Aside from the obvious advantage of using the Internet to “expose” these claims, we have never been in a better position to learn from the successes and failures of others. Well, maybe not the failures as those tend to get locked down rather quickly by the legal department. Your competitors put an incredible amount of technical information on the Internet and you need to be familiar with it.
One of the most frequent questions I am asked is “How big does the gearbox need to be?” A good way to start answering that question is to look at what the competition would offer.
A better way is to fully understand your own technology and to have up-to-date computer models of all your products ready for customization. Those of you with “legacy” products will be amazed at the upgrades possible with little change to the overall cost or interface dimensions. Gears have gotten better, bearings have gotten better, and our understanding of stresses has gotten better since those products were first designed.
Many designers are surprised to learn just how “scalable” gears are.
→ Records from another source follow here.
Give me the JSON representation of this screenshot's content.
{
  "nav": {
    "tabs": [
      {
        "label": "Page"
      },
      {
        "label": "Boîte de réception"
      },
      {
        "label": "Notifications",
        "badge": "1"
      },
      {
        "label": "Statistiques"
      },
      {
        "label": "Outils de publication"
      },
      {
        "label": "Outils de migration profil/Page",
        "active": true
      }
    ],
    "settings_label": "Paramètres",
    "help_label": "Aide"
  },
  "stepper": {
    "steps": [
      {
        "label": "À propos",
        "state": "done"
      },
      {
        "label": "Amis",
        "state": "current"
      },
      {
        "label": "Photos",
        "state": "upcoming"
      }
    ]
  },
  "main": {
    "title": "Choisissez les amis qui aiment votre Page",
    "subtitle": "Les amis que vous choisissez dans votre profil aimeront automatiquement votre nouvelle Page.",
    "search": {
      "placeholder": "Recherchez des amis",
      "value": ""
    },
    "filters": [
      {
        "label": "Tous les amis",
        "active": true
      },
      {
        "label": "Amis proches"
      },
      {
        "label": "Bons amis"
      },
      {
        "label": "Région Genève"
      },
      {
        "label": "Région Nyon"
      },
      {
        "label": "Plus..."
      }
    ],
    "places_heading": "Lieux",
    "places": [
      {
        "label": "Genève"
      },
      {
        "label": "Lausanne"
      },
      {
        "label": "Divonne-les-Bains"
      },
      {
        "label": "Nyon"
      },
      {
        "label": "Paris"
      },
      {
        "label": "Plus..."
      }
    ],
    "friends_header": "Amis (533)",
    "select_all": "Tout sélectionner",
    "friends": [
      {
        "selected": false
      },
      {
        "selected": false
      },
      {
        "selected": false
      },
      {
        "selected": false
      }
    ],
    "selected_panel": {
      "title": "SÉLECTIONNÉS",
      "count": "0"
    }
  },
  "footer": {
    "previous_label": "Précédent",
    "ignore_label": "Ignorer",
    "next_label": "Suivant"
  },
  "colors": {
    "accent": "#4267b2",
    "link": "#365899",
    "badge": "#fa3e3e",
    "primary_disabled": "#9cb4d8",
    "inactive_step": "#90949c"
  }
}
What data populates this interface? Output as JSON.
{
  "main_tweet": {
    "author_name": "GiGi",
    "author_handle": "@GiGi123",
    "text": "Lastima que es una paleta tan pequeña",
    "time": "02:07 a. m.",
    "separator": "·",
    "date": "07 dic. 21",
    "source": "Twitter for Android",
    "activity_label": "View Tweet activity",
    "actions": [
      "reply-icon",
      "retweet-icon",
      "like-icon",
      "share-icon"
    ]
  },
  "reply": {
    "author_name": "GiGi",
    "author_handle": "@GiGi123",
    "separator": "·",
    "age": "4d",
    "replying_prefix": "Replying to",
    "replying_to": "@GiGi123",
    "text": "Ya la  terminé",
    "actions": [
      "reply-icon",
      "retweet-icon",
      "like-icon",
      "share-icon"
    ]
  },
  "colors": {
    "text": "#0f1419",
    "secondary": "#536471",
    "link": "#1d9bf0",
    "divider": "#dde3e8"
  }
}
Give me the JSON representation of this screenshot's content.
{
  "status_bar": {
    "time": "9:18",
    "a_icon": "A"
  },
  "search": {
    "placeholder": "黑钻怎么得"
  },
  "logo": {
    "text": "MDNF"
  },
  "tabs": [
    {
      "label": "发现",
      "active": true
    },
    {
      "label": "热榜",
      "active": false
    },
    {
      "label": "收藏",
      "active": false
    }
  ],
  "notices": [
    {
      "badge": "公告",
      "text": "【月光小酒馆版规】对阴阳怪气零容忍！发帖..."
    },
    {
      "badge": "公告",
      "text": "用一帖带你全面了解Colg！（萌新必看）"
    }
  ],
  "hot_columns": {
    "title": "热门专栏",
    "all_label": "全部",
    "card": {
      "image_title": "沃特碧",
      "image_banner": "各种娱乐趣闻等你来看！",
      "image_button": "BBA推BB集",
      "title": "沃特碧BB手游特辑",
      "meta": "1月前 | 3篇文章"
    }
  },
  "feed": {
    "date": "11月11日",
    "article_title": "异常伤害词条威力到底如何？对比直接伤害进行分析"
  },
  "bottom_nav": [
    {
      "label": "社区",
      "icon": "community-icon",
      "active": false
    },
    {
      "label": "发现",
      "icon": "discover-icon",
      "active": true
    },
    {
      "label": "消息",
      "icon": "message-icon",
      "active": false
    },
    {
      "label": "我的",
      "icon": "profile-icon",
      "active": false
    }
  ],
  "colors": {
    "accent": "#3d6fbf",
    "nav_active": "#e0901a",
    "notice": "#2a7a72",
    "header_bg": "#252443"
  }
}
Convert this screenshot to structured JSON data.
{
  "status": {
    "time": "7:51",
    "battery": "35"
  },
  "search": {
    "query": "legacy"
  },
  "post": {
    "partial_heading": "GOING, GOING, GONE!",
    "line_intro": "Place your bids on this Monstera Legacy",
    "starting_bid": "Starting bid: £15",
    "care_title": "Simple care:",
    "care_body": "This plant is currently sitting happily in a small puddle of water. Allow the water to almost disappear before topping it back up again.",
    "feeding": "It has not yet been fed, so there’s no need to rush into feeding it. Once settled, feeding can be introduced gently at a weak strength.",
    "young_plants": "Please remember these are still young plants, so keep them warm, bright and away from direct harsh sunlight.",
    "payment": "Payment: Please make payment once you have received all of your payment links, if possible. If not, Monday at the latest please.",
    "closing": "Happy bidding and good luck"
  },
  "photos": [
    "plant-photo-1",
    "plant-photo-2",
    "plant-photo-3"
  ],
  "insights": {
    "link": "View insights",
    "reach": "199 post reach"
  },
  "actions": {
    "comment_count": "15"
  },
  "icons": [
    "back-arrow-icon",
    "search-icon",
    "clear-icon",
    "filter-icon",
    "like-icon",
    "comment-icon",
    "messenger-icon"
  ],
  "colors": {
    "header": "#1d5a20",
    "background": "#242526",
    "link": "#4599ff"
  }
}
I make sure the overall proportions are optimized before delving into the specifics of a particular gearbox. By this I mean the reduction ratios at each reduction stage, the face width to pinion pitch diameter ratio, the tooth counts, and the face contact ratio. If you get those factors “right” and run a math model of the set at 1 NDP it is quite easy to arrive at the approximate size of the set needed for your load level.
Metric users, please excuse my backwards ways. This proportionality trick will work in the metric system too but I have not bothered to do the math on it. For customary units [feet, inches, horsepower], if you take the cube root of the ratio of the 1 NDP set output torque to your required output torque, you end up with a very close approximation of the NDP needed for your application. The “approximate” is because the dynamic factor varies with the size of the parts.
A more thorough exposition on this sizing method can be found in my 2009 AGMA Fall Technical Meeting paper “The Effect of Gearbox Architecture on Wind Turbine Enclosure Size.”